To date, considerable efforts have been made to address the inherent problems of Li metal anode using solid electrolyte or modifying liquid electrolyte including additives, salts and/or solvents. However, despite their own advantage of good processability, the liquid electrolytes can induce the formation of the brittle and unstable enough SEI layer. Further, in order to preclude the Li metal from reacting with poisonous species such as water, O₂, and CO₂ diffusing from outside atmosphere, the use of lithium ion conducting solid electrolyte are indispensable.

 In this work, we report comprehensive investigation of degradation of protected Li electrode (PLE) in the presence of the bilayer solid electrolyte of LiPON/A-LLTO as a typical ceramic solid electrolyte in Li-O₂ cell operating in both pure O₂ gas and ambient air. The liquid electrolyte employed herein was 1 M LiTFSI in TEGDME. The evaluation includes analysis of structural and morphological change, analysis of surface chemistry change, monitoring electrochemical properties and subsequently exploring the difference in Li electrode’s degradation mechanisms in the cells with and without protection of the ceramic solid electrolyte. Furthermore, this present study supplies the circumstantial view of whole initiation and growth process of Li dendrites using optical microscope (OM). In particular, the formation process of dead Li dendrites that has barely exposed in the previous reports was also recorded.

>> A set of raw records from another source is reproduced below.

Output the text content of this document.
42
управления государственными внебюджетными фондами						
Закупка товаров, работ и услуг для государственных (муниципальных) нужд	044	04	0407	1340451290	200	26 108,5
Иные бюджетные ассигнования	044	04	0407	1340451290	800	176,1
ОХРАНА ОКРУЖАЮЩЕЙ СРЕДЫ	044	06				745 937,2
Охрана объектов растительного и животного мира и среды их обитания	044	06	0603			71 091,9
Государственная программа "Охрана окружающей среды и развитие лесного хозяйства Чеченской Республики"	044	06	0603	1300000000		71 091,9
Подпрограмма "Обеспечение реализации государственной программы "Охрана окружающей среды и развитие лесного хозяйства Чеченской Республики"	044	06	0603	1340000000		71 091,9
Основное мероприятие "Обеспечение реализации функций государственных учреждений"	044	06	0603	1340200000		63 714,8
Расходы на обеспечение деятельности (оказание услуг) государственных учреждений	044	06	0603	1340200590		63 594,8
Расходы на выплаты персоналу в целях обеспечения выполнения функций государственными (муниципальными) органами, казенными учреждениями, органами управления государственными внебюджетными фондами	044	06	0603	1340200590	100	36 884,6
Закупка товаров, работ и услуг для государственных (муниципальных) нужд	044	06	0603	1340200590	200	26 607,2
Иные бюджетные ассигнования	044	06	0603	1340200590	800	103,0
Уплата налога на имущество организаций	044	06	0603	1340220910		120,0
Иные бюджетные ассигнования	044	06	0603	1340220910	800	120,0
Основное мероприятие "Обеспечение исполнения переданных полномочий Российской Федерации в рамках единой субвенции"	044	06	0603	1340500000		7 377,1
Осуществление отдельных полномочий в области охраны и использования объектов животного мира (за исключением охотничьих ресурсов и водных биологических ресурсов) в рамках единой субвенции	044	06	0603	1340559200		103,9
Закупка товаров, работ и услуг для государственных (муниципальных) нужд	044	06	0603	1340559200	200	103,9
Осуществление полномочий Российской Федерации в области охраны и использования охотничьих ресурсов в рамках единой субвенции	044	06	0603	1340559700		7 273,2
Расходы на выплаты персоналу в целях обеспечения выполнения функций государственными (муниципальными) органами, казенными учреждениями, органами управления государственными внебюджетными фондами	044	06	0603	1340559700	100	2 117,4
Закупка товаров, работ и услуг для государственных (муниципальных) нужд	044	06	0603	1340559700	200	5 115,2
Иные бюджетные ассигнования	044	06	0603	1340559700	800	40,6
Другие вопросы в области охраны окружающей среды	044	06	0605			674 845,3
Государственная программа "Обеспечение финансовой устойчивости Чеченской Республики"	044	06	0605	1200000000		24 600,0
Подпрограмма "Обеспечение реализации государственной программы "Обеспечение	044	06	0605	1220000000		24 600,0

 Obviously, with the presence of the solid electrolyte, the Li dendrites were effectively suppressed by the mechanical strength. The smooth and flat surface of the PLE was easily attained when the symmetric cell was cycled at low current density such as 0.1 mA cm^-2. In addition, in the same charge-discharge condition, the symmetric cell without solid electrolyte only operated 15 cycles, much smaller compared with the cell with solid electrolyte, 182 cycles. During the cycling process, the impedance of both cells gradually increased  with cycling. However, the degradation of the cell without solid electrolyte was severer than that of the cell with solid electrolyte. XPS spectra confirmed the presence of decomposition products of LiTFSI salt such as LiF, Li₃N, Li₂S, Li₂S₂O₄ and S_x on both tested Li electrodes after several ten cycles. However, these products of the PLE were detected with the smaller signal intensity than that of the unprotected Li electrode without the solid electrolyte. This suggests the effective suppression of electrolyte decomposition by the solid electrolyte. Hence, with the employment of LiPON/ALLTO, the Li dendrite growth and electrolyte decomposition were effectively suppressed. Accordingly, the Li-O₂ cell using the protected Li metal electrode exhibited excellent charge-discharge cycling stability with a long life span of 128 cycles under the limited capacity mode of 1000 mAh g^-1 in oxygen atmosphere and 20 cycles in air atmosphere.